Some were optimistic when the Town of Stellarton indicated it would seek an alternative to its policing service to cut down on costs. Some weren’t.
Alas, after people got their hopes up about a step toward more efficient, less costly policing, the town has decided to stick with the status quo – for now. There is light at the end of the tunnel, however. It’s just that in considering proposals, the police review committee came to realize the scale of such a change. They bit off more than they could chew, and they’d also limited themselves in the range of options.
The wish now is for the province’s justice minister to implement a police study for the county overall, with a view toward amalgamating forces. Finally, official acknowledgement that a county-wide look at services is the way this should have been approached in the first place. It’s slowly heading in the right direction.

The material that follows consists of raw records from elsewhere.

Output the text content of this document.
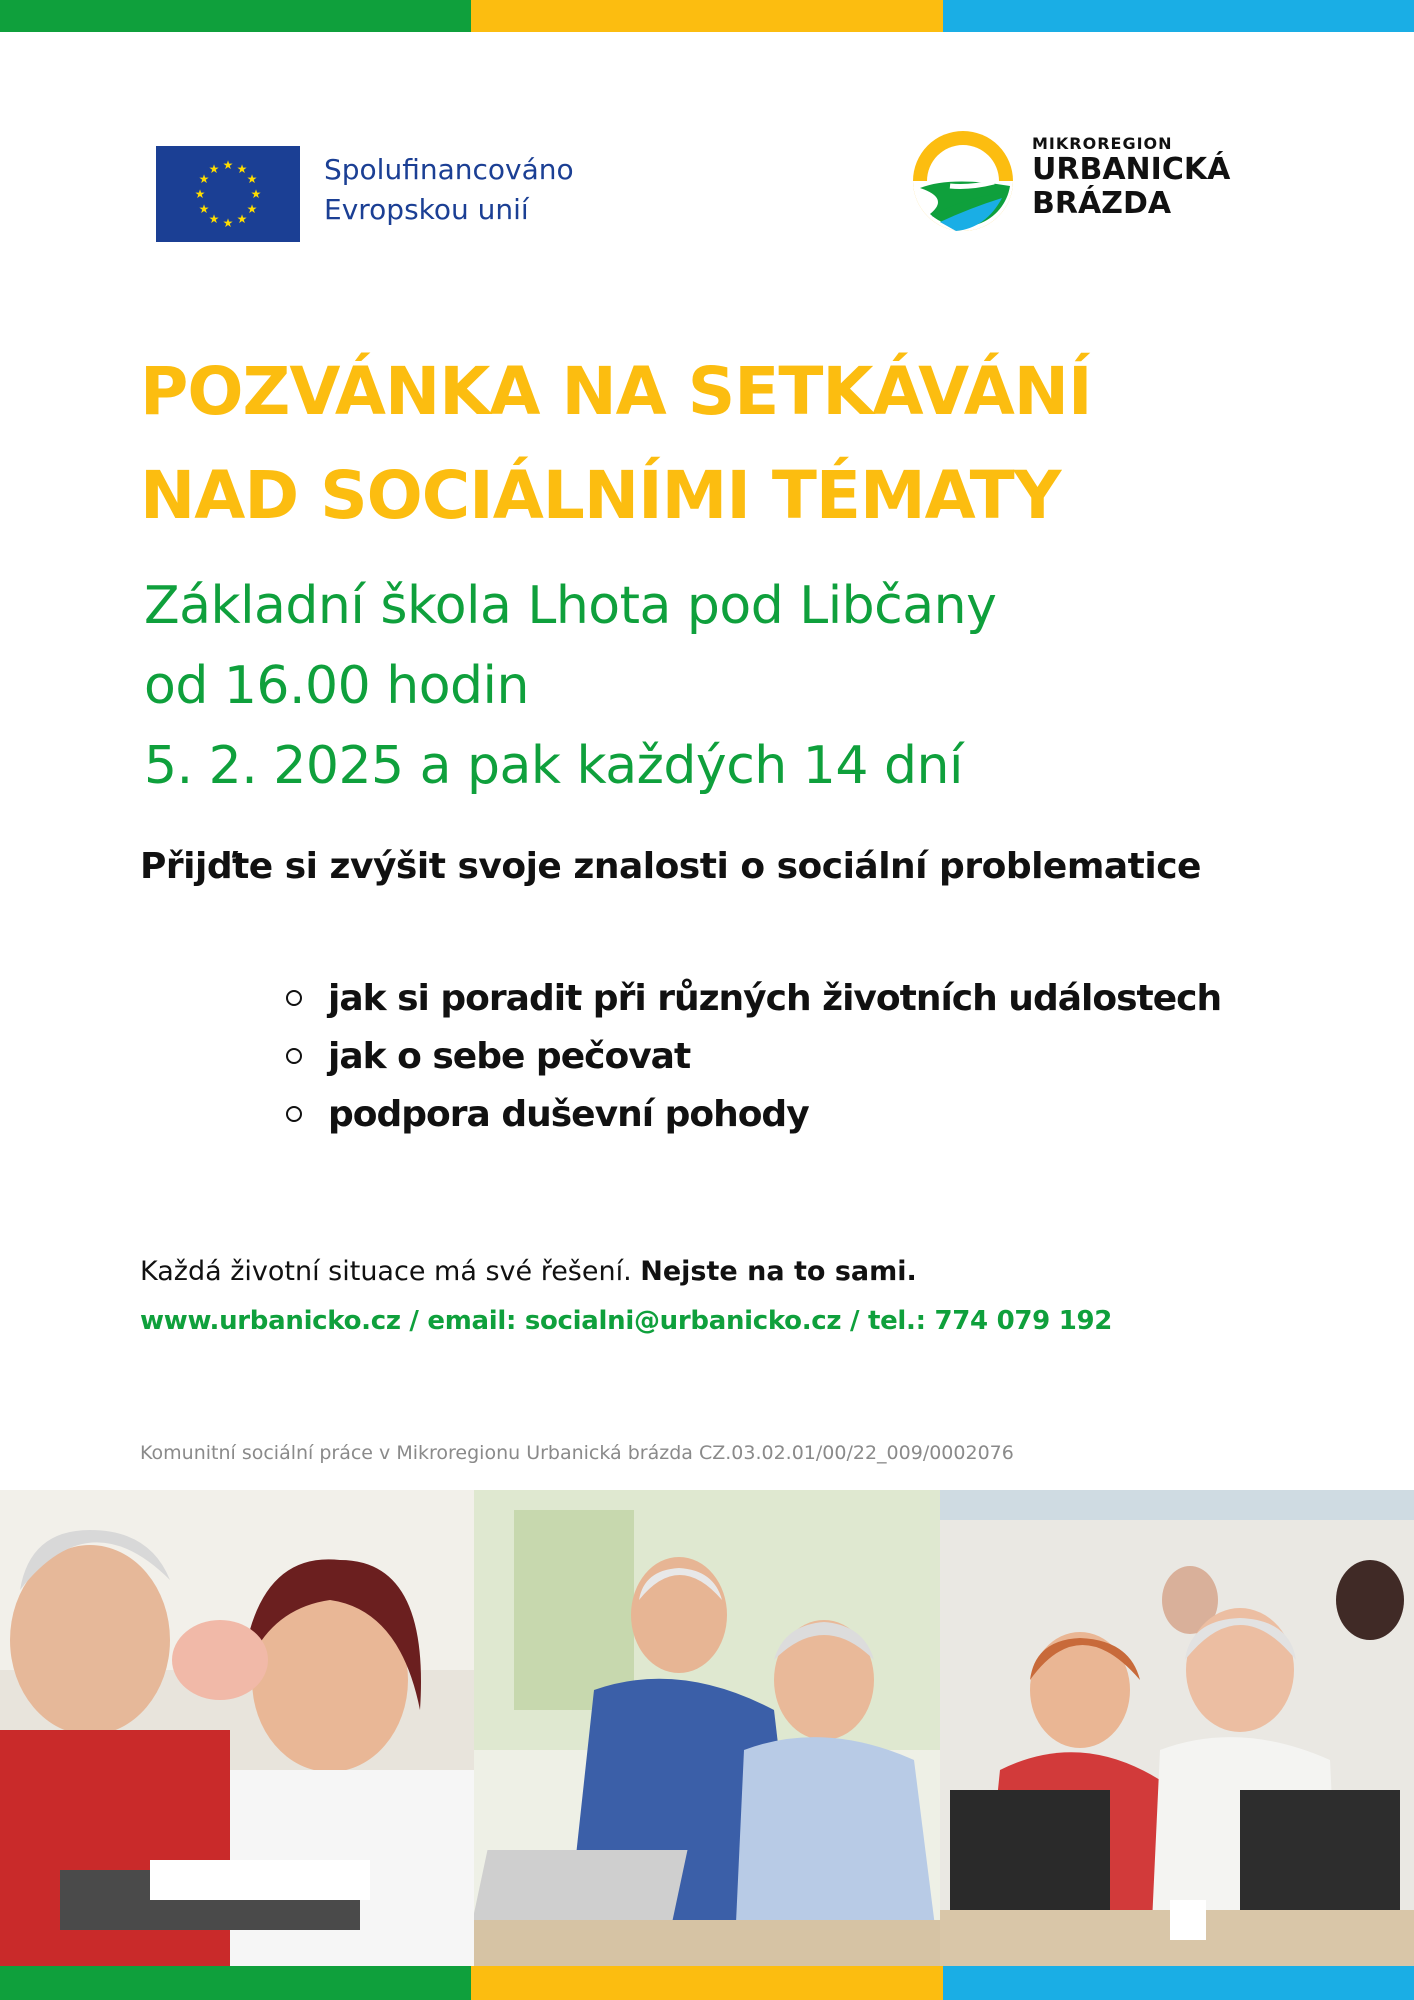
★ ★
★
★
★
★
★
★
★
★
★
★	Spolufinancováno
Evropskou unií
MIKROREGION
URBANICKÁ
BRÁZDA
POZVÁNKA NA SETKÁVÁNÍ
NAD SOCIÁLNÍMI TÉMATY
Základní škola Lhota pod Libčany
od 16.00 hodin
5. 2. 2025 a pak každých 14 dní
Přijďte si zvýšit svoje znalosti o sociální problematice
jak si poradit při různých životních událostech
jak o sebe pečovat
podpora duševní pohody
Každá životní situace má své řešení. Nejste na to sami.
www.urbanicko.cz / email: socialni@urbanicko.cz / tel.: 774 079 192
Komunitní sociální práce v Mikroregionu Urbanická brázda CZ.03.02.01/00/22_009/0002076
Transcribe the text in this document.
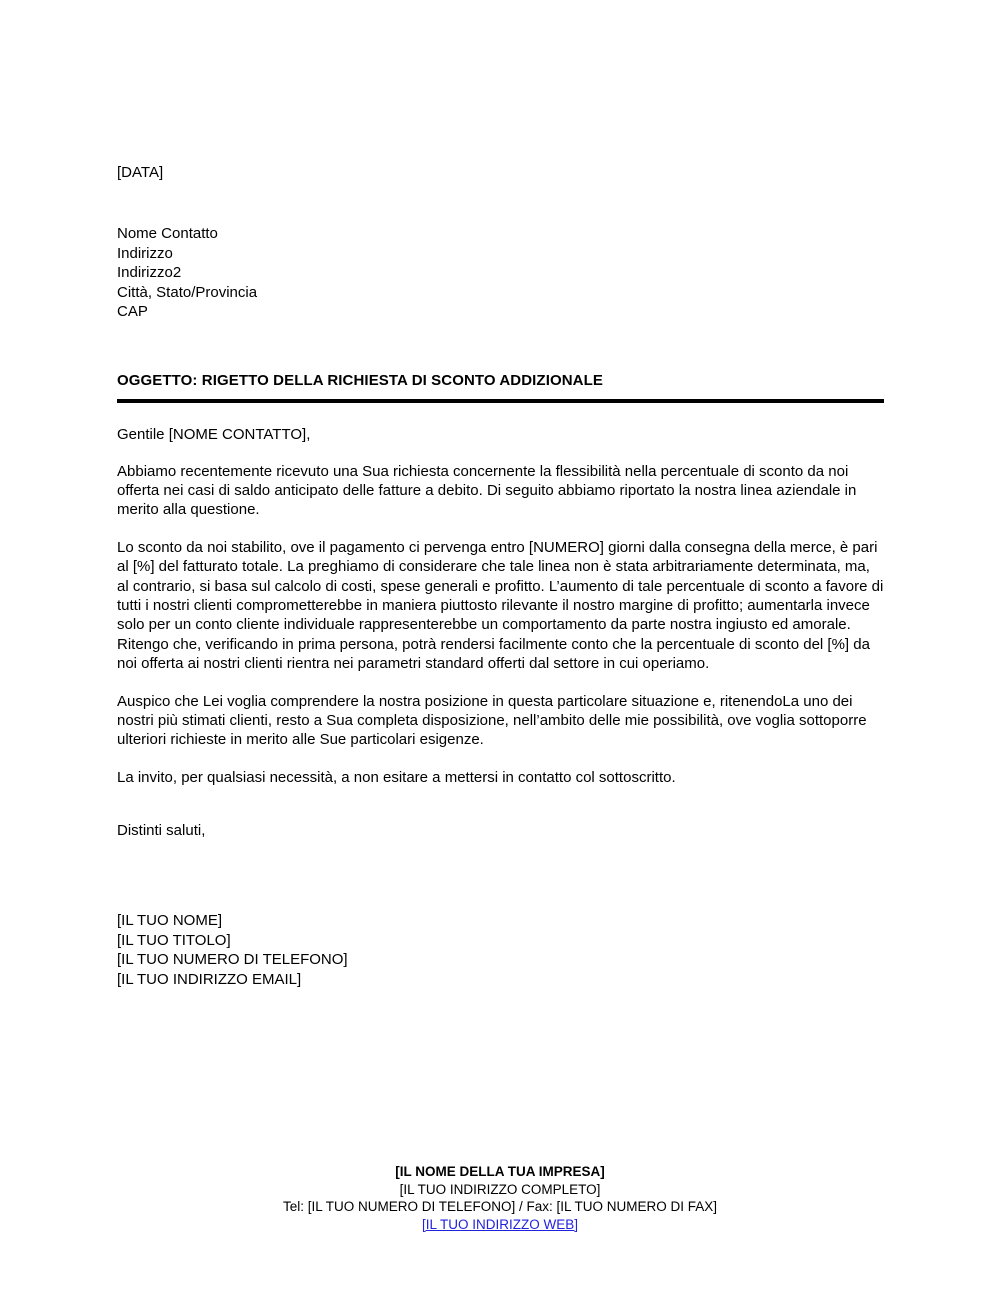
[DATA]
Nome Contatto
Indirizzo
Indirizzo2
Città, Stato/Provincia
CAP
OGGETTO: RIGETTO DELLA RICHIESTA DI SCONTO ADDIZIONALE
Gentile [NOME CONTATTO],
Abbiamo recentemente ricevuto una Sua richiesta concernente la flessibilità nella percentuale di sconto da noi offerta nei casi di saldo anticipato delle fatture a debito. Di seguito abbiamo riportato la nostra linea aziendale in merito alla questione.
Lo sconto da noi stabilito, ove il pagamento ci pervenga entro [NUMERO] giorni dalla consegna della merce, è pari al [%] del fatturato totale. La preghiamo di considerare che tale linea non è stata arbitrariamente determinata, ma, al contrario, si basa sul calcolo di costi, spese generali e profitto. L’aumento di tale percentuale di sconto a favore di tutti i nostri clienti comprometterebbe in maniera piuttosto rilevante il nostro margine di profitto; aumentarla invece solo per un conto cliente individuale rappresenterebbe un comportamento da parte nostra ingiusto ed amorale. Ritengo che, verificando in prima persona, potrà rendersi facilmente conto che la percentuale di sconto del [%] da noi offerta ai nostri clienti rientra nei parametri standard offerti dal settore in cui operiamo.
Auspico che Lei voglia comprendere la nostra posizione in questa particolare situazione e, ritenendoLa uno dei nostri più stimati clienti, resto a Sua completa disposizione, nell’ambito delle mie possibilità, ove voglia sottoporre ulteriori richieste in merito alle Sue particolari esigenze.
La invito, per qualsiasi necessità, a non esitare a mettersi in contatto col sottoscritto.
Distinti saluti,
[IL TUO NOME]
[IL TUO TITOLO]
[IL TUO NUMERO DI TELEFONO]
[IL TUO INDIRIZZO EMAIL]
[IL NOME DELLA TUA IMPRESA]
[IL TUO INDIRIZZO COMPLETO]
Tel: [IL TUO NUMERO DI TELEFONO] / Fax: [IL TUO NUMERO DI FAX]
[IL TUO INDIRIZZO WEB]
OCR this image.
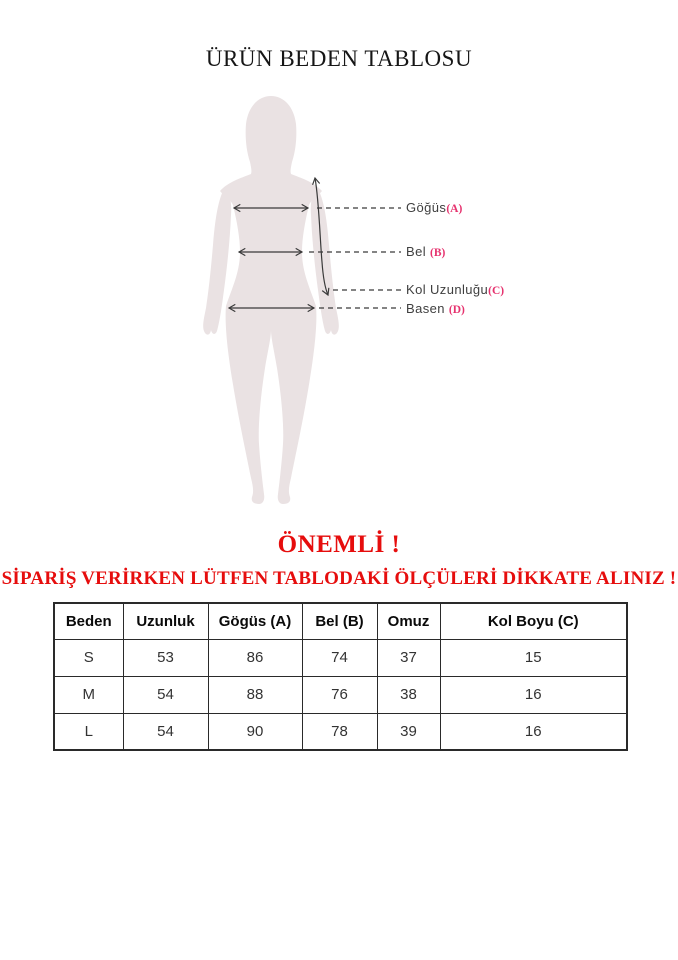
ÜRÜN BEDEN TABLOSU
Göğüs(A)
Bel (B)
Kol Uzunluğu(C)
Basen (D)
ÖNEMLİ !
SİPARİŞ VERİRKEN LÜTFEN TABLODAKİ ÖLÇÜLERİ DİKKATE ALINIZ !
Beden	Uzunluk	Gögüs (A)	Bel (B)	Omuz	Kol Boyu (C)
S	53	86	74	37	15
M	54	88	76	38	16
L	54	90	78	39	16
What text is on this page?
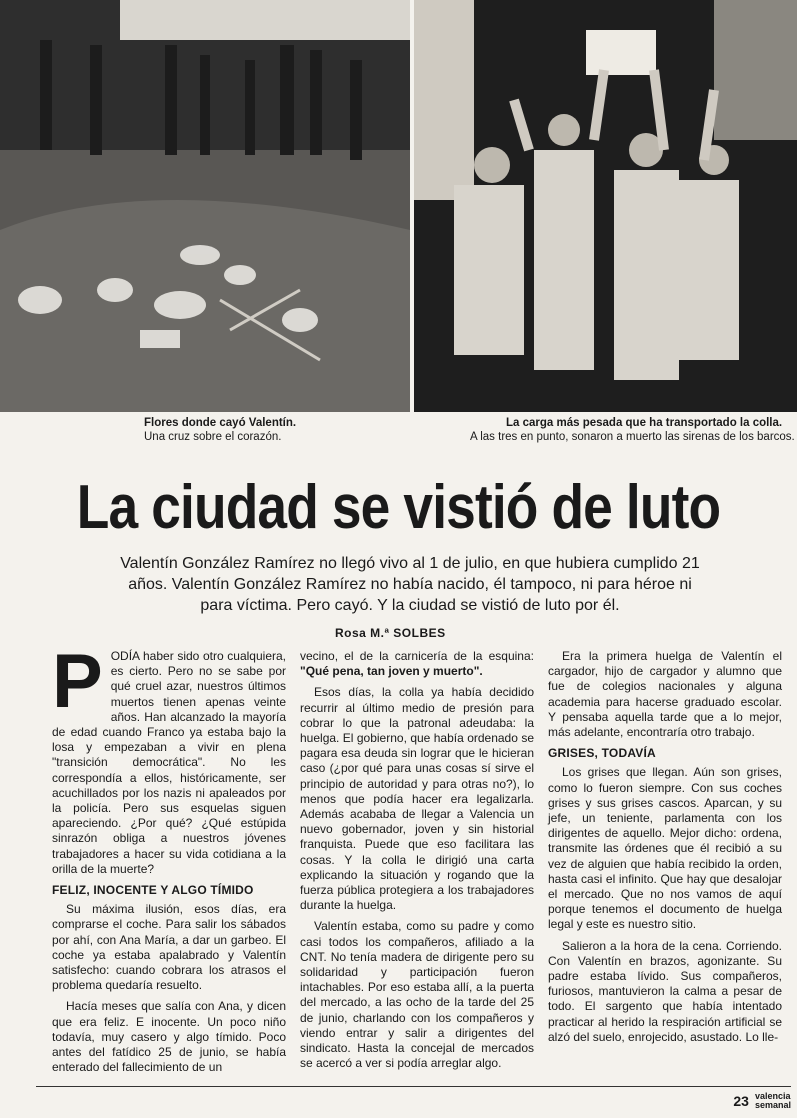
Flores donde cayó Valentín.
Una cruz sobre el corazón.
La carga más pesada que ha transportado la colla.
A las tres en punto, sonaron a muerto las sirenas de los barcos.
La ciudad se vistió de luto

Valentín González Ramírez no llegó vivo al 1 de julio, en que hubiera cumplido 21 años. Valentín González Ramírez no había nacido, él tampoco, ni para héroe ni para víctima. Pero cayó. Y la ciudad se vistió de luto por él.

Rosa M.ª SOLBES

PODÍA haber sido otro cualquiera, es cierto. Pero no se sabe por qué cruel azar, nuestros últimos muertos tienen apenas veinte años. Han alcanzado la mayoría de edad cuando Franco ya estaba bajo la losa y empezaban a vivir en plena "transición democrática". No les correspondía a ellos, históricamente, ser acuchillados por los nazis ni apaleados por la policía. Pero sus esquelas siguen apareciendo. ¿Por qué? ¿Qué estúpida sinrazón obliga a nuestros jóvenes trabajadores a hacer su vida cotidiana a la orilla de la muerte?

FELIZ, INOCENTE Y ALGO TÍMIDO

Su máxima ilusión, esos días, era comprarse el coche. Para salir los sábados por ahí, con Ana María, a dar un garbeo. El coche ya estaba apalabrado y Valentín satisfecho: cuando cobrara los atrasos el problema quedaría resuelto.

Hacía meses que salía con Ana, y dicen que era feliz. E inocente. Un poco niño todavía, muy casero y algo tímido. Poco antes del fatídico 25 de junio, se había enterado del fallecimiento de un

vecino, el de la carnicería de la esquina: "Qué pena, tan joven y muerto".

Esos días, la colla ya había decidido recurrir al último medio de presión para cobrar lo que la patronal adeudaba: la huelga. El gobierno, que había ordenado se pagara esa deuda sin lograr que le hicieran caso (¿por qué para unas cosas sí sirve el principio de autoridad y para otras no?), lo menos que podía hacer era legalizarla. Además acababa de llegar a Valencia un nuevo gobernador, joven y sin historial franquista. Puede que eso facilitara las cosas. Y la colla le dirigió una carta explicando la situación y rogando que la fuerza pública protegiera a los trabajadores durante la huelga.

Valentín estaba, como su padre y como casi todos los compañeros, afiliado a la CNT. No tenía madera de dirigente pero su solidaridad y participación fueron intachables. Por eso estaba allí, a la puerta del mercado, a las ocho de la tarde del 25 de junio, charlando con los compañeros y viendo entrar y salir a dirigentes del sindicato. Hasta la concejal de mercados se acercó a ver si podía arreglar algo.

Era la primera huelga de Valentín el cargador, hijo de cargador y alumno que fue de colegios nacionales y alguna academia para hacerse graduado escolar. Y pensaba aquella tarde que a lo mejor, más adelante, encontraría otro trabajo.

GRISES, TODAVÍA

Los grises que llegan. Aún son grises, como lo fueron siempre. Con sus coches grises y sus grises cascos. Aparcan, y su jefe, un teniente, parlamenta con los dirigentes de aquello. Mejor dicho: ordena, transmite las órdenes que él recibió a su vez de alguien que había recibido la orden, hasta casi el infinito. Que hay que desalojar el mercado. Que no nos vamos de aquí porque tenemos el documento de huelga legal y este es nuestro sitio.

Salieron a la hora de la cena. Corriendo. Con Valentín en brazos, agonizante. Su padre estaba lívido. Sus compañeros, furiosos, mantuvieron la calma a pesar de todo. El sargento que había intentado practicar al herido la respiración artificial se alzó del suelo, enrojecido, asustado. Lo lle-

23 valencia
semanal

That won’t stop many from commenting about the waste of time and money for those involved – and for the staff of other towns and other police services that became involved upon Stellarton’s invitation. The Town of New Glasgow was quite miffed, as evidenced in the news release issued last week upon learning that their proposal – which they declared was a sound one – was to be turned down.
This exercise begun last year by Stellarton, with its stops and starts and jerky motion to and fro, should be some indication that a lot of governance issues facing this county’s municipalities are too big for them to deal with piecemeal. They need to be looked at from a regional vantage point, rather than get shuffled into the smaller scope of one or two towns.
One way of getting something right is the process of eliminating all the wrong options first. But that’s arduous, costly and frustrating.
While we’re looking at policing, why can’t the municipal leaders realize there’s a whole passel of regional matters that should be reviewed just like the word suggests – regionally.